Last week’s data shows that labor markets are improving, retail sales going into the Christmas season are respectable, industrial production remains relatively flat, consumer prices are still under control and housing starts are doing well.
Given the pick-up in activity that is probably in front of us, it is a favorable picture.
- Initial claims for unemployment insurance continue to decline. The 4-week average is down 7.3% from a year ago. Readings throughout the report are at or near historic lows. This indicates employers are holding tightly to their employees.
- Retail sales for October were up 4.3% from a year ago and 0.8% above September. The largest gains were in nonstore retailers, up 12.9% from a year ago.
- Manufacturing and trade sales were up 0.7% for the month in September and were up 0.8% from a year ago. Total inventories were up 0.1% and 0.6% respectively. Thus, the inventories to sales ratio declined to 1.38 from 1.39 from last month and a year ago. While the ratio is still high, it is now moving in the right direction (see chart below).
- Industrial production held steady in October after declining 0.2% in September. It now stands 0.9% below a year ago.
- Capacity utilization continues to slowly decline from already low levels. As of October, capacity utilization stood at 75.3, down 1.3% from a year ago and 0.1% from September. The long run average (1972-2015) is 80.
- Consumer prices for all urban consumers (CPI-U) in October were up 0.4% from September and 1.6% above a year ago. All items less food and energy were up 0.1% from September and 2.2% above a year ago. This is close to the FED’S target of 2.0%.
- New residential construction did well in October. The most impressive numbers were in housing. Total housing starts were up 23.3% compared to year earlier levels and were up 25.5% over September. Single family starts were up 21.7% from year earlier levels and 10.7% from September. Total permits were up a more modest 4.6% from a year ago and 0.3% from a month ago. Single family permits were up 5.1% and 2.7% respectively.
- Arizona’s seasonally adjusted unemployment rate declined three tenths of a percentage point from 5.5% to 5.2% in October. The U.S. seasonally adjusted unemployment rate declined one-tenth of a percentage point from 5.0% to 4.9% in October. A year ago, the statewide rate was 6.1% and the U.S. rate was 5.0%. Greater Phoenix’s rate now stands at 4.5% and Greater Tucson at 4.8%.
- Arizona gained 28,000 nonfarm jobs in October Employment in the state is up 2.7% for the first 10 months of 2016 compared to the similar 2015 period. The state now ranks 8th out of 50 states in employment growth this year.
- Greater Phoenix has gained 37,800 jobs compared to a year ago. Year-to-date, Greater Phoenix area is up 3.1% and now ranks 7th out of 33 major employment markets in the U.S. Greater Tucson gained 7,000 jobs compared to a year ago and is up 2.9% year-to-date.
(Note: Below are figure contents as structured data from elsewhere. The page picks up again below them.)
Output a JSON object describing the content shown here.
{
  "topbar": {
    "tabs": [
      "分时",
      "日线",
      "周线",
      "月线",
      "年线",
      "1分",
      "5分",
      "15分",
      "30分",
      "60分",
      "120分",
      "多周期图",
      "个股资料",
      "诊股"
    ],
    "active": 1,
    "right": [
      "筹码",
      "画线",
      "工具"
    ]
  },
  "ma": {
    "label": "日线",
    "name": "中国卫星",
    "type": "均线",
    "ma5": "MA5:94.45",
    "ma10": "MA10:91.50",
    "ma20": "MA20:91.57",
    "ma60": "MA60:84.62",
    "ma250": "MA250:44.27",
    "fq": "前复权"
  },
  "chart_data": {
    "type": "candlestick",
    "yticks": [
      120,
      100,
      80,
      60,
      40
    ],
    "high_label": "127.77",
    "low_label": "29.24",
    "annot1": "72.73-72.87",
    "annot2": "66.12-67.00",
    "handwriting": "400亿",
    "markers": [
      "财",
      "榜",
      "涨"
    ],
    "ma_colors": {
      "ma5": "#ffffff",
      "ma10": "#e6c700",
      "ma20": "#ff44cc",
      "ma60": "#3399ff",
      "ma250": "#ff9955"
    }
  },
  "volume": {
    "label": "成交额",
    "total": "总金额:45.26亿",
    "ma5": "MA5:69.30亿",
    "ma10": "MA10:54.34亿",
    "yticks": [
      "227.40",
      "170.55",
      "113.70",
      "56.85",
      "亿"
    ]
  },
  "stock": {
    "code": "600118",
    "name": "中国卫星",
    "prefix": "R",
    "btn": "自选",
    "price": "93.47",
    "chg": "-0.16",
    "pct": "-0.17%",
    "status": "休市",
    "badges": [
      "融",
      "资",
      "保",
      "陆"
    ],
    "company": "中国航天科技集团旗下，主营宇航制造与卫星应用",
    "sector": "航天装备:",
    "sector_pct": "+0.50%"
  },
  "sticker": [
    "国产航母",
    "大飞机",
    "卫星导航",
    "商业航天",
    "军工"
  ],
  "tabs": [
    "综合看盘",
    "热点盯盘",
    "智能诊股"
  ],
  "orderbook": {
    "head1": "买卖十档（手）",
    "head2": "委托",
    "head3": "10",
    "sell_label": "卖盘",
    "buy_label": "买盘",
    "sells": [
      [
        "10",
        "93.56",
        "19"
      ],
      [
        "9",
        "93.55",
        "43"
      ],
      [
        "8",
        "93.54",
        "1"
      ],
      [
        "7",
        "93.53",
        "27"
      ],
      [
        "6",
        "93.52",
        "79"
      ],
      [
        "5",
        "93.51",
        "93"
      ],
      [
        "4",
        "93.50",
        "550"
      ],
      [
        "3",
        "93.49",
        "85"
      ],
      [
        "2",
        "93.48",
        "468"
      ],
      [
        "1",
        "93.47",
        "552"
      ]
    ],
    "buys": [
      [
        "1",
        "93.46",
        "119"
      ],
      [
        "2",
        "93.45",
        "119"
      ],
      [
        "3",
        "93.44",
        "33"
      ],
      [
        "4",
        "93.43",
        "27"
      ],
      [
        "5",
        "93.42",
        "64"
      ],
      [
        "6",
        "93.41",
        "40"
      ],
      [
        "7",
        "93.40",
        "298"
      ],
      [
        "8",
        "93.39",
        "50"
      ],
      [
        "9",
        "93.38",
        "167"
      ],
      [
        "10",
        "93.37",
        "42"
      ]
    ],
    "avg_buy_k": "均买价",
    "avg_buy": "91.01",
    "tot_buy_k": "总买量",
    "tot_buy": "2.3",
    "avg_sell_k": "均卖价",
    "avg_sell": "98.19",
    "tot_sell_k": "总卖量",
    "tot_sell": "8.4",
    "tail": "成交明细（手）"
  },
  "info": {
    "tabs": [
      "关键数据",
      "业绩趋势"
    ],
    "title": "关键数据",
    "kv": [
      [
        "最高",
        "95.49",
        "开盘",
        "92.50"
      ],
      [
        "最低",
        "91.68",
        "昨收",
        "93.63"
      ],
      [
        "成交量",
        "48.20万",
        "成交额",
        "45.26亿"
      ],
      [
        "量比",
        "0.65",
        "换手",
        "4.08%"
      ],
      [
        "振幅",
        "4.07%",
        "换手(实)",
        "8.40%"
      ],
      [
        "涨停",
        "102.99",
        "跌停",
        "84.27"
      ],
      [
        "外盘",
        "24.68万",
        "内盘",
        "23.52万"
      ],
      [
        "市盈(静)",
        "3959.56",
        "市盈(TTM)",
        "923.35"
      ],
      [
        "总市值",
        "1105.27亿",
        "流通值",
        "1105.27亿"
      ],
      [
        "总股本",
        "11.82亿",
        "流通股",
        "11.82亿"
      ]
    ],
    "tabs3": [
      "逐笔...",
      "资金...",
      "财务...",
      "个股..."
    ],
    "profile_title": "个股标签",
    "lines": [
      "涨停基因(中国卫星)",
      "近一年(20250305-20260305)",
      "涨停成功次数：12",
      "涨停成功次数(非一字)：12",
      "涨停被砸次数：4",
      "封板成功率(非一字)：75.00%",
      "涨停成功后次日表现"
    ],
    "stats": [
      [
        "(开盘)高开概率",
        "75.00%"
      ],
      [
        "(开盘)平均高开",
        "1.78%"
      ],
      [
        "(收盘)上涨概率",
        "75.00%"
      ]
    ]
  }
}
- R.L. Brown reported that there were 1,390 new housing permits in Greater Phoenix in October. This compared to 1,254 a year ago. Year-to-date, there have been 15,243 single family permits issued compared to 13,547 last year. This is a gain of 12.5%. R.L. also reports that the median resale price in October was $219,000 compared to $200,000 a year ago. That’s a gain of 9.5%. The median new home price was $317,048 in October compared to $302,792 a year ago. That’s a gain of 4.7%.
- Greater Tucson permitted 231 new homes in October. That’s a gain of 11.6% over a year ago. Year-to-date, the area has permitted 2,268 units, a 23.1% increase over last year’s 1,843 units.